The internet also offers more real-time comedy opportunities which, again, are able to be highlighted using Richard Herring as an example. Utilizing the sites and services of facebook, twitter and whichever new incarnations begin doing the rounds all help 'maintain a presence', and for the most part continued visibility is likely a good thing. The interactivity of these sites also help harbor closer relationships between acts and fans, which is, again, a good thing (but could lead to stalkerish behaviour but that's unlikely to happen ever I love you Richard). The appearance of the podcast as a format is another effect of further internet developments, and the efforts of Mr Herrin (and Mr Collings of course) still stand out in the bountiful podcast field as they are strictly 'for podcast' creations. (Audio) Podcasts are, by and large, excerpts from existing radio shows, and while these are still enjoyable, there is an added joy to be had from hearing a podcast recorded for podcast's sake. The most exemplary of these, in my opinion, include Collings and Herrin (surprise!), The Perfect Ten and Peacock and Gamble. The huge added effort put in by Adam & Joe to add new material to their podcast goes a long way to making it a splendid creature.

With the advent of iPlayer, alongside the monster that is YouTube, so much TV footage is now readily available legitimately, or at least without complaint, for free on the internet. As someone who often experiences the wonders of the BBC almost purely through the medium of the internet, I began wondering whether or not television and radio as we know them are on their way to becoming obsolete. There is certainly no need for a separate TV or radio systems when my computer could provide the exact same services (though I did once enter a strange place where I was using the internet browser of a PS3 to load up the iPlayer in order to listen to the radio - THIS IS THE FUTURE). One of the factors which suggest that the current radio and TV systems may prevail is the amount of money it takes to fund a show, which isn't there for people wanting to create things for the internet (though 'webisodes' are perhaps attempting to buck this trend), hence how the aforementioned formats are generally available for free. It is, yet again, Richard Herring who is leading the charge in this arena, with plans to create a sketch show in the autumn, which will be available for free on the internet, where the costs will be managed by having a live, paying, audience. Previous comments made by the man himself suggest that the monetary side of this would be in the same area as having a radio show commissioned by an organisation, with the added bonus of having full control over the content. No need for, perhaps, over-sensitive censorship, also the initial need for a commission is leap-frogged, though a sort of commissioning process would occur democratically, in terms of the need for a paying audience. Whether or not this system would work for other formats is even more uncertain.

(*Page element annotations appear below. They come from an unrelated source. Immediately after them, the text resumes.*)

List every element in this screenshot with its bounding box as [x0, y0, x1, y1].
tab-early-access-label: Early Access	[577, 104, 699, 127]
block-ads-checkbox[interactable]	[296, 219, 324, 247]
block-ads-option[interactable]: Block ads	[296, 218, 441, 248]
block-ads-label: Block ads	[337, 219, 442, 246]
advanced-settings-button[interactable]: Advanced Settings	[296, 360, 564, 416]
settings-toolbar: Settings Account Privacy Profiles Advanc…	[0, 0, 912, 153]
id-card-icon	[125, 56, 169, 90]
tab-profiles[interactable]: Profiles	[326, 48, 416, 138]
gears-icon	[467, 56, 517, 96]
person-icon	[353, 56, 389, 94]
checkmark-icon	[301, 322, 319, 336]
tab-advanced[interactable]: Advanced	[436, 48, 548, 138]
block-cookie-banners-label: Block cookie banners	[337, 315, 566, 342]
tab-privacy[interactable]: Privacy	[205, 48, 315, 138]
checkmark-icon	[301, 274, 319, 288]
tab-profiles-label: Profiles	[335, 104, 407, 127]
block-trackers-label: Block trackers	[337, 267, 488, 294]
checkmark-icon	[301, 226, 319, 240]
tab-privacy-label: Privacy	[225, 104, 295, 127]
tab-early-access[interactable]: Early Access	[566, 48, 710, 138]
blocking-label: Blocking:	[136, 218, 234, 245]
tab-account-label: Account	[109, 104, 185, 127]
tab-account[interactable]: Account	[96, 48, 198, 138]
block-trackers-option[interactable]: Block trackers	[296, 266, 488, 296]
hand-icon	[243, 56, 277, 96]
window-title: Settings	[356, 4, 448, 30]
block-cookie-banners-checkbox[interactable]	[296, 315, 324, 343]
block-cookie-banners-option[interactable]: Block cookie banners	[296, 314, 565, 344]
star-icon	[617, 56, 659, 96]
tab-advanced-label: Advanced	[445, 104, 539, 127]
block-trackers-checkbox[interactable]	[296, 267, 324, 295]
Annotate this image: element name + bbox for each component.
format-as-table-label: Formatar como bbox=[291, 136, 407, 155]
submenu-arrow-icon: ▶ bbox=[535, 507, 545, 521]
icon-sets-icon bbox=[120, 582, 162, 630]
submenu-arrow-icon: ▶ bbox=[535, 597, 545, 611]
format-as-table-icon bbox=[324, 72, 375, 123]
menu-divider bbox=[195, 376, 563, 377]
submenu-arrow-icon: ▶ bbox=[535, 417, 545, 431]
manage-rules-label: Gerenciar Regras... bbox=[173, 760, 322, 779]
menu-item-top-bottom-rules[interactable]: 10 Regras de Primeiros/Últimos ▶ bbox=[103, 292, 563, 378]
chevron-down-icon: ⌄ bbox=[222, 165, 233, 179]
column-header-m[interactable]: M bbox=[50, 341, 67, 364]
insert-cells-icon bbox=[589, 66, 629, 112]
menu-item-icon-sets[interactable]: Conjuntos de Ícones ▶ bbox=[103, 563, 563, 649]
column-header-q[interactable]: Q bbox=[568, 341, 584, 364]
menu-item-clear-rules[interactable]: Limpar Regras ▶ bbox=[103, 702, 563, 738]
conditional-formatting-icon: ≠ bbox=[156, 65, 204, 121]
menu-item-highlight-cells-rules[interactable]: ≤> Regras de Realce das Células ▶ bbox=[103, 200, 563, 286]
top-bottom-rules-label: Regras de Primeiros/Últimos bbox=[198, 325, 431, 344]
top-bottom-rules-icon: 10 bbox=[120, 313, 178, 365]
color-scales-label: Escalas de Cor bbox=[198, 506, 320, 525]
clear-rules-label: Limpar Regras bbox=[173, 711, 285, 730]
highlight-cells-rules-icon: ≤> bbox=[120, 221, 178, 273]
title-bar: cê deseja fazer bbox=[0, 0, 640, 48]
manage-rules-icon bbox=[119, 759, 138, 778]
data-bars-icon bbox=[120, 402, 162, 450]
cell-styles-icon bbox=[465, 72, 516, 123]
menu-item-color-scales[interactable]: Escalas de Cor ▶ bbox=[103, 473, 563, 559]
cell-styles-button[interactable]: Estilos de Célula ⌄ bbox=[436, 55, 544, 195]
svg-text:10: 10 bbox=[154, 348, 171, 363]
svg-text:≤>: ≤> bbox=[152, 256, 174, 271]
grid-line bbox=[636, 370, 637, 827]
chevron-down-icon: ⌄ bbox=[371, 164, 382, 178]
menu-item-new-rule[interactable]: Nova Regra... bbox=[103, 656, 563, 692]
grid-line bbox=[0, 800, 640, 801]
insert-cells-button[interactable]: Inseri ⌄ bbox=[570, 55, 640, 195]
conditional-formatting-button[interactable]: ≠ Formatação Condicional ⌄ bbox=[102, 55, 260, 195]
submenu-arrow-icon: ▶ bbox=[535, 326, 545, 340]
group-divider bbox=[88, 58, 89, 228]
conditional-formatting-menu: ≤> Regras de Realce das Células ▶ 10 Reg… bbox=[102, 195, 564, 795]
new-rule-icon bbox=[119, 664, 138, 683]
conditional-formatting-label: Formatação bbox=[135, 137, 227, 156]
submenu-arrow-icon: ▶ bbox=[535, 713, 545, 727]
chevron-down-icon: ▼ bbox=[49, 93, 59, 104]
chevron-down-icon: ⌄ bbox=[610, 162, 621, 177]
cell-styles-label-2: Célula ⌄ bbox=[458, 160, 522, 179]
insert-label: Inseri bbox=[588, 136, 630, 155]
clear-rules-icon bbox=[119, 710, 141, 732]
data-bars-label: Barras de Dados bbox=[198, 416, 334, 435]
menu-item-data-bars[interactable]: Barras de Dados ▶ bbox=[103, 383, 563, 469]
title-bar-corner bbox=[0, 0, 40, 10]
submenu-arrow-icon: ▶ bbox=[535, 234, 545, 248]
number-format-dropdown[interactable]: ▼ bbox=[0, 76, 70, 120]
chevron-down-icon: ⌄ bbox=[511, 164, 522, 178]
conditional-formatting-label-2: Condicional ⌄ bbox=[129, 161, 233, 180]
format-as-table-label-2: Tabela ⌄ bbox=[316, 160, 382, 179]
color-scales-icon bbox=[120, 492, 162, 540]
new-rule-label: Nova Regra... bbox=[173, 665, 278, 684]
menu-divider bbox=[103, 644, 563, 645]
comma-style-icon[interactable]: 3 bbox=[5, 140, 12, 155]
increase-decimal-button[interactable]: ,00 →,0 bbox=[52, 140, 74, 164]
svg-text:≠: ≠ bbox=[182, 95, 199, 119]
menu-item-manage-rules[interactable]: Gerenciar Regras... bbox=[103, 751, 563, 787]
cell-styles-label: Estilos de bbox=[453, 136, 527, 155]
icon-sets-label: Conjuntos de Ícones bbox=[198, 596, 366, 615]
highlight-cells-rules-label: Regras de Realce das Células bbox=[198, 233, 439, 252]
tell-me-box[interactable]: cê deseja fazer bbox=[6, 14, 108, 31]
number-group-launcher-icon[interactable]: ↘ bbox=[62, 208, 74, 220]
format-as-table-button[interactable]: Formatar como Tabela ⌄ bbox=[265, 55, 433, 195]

I personally wouldn't be hugely upset to see TV and radio succomb to the same fate as VHS and his pals, as I am attached by the soul to the internet regardless. The internet has made it possible to see, hear and read the work of comedians with utmost ease (I am uncertain about forays into scratch-and-sniff internet) and also enabled cottage industries to safeguard and provide shows that would have been lost (the destined-to-be-legendary gofasterstripe).

Hopefully the advances of the internet will ensure that it becomes more and more the case that comedians will not have to be mainstream and bland/safe in order to see their ideas become a reality. And when that point is reached I hope caps will be doffed and heads will be dipped to the internet-content pioneer Richard Herring. Only time will decide whether he is the most groundbreaking comedian of this internet age, or a fucking idiot.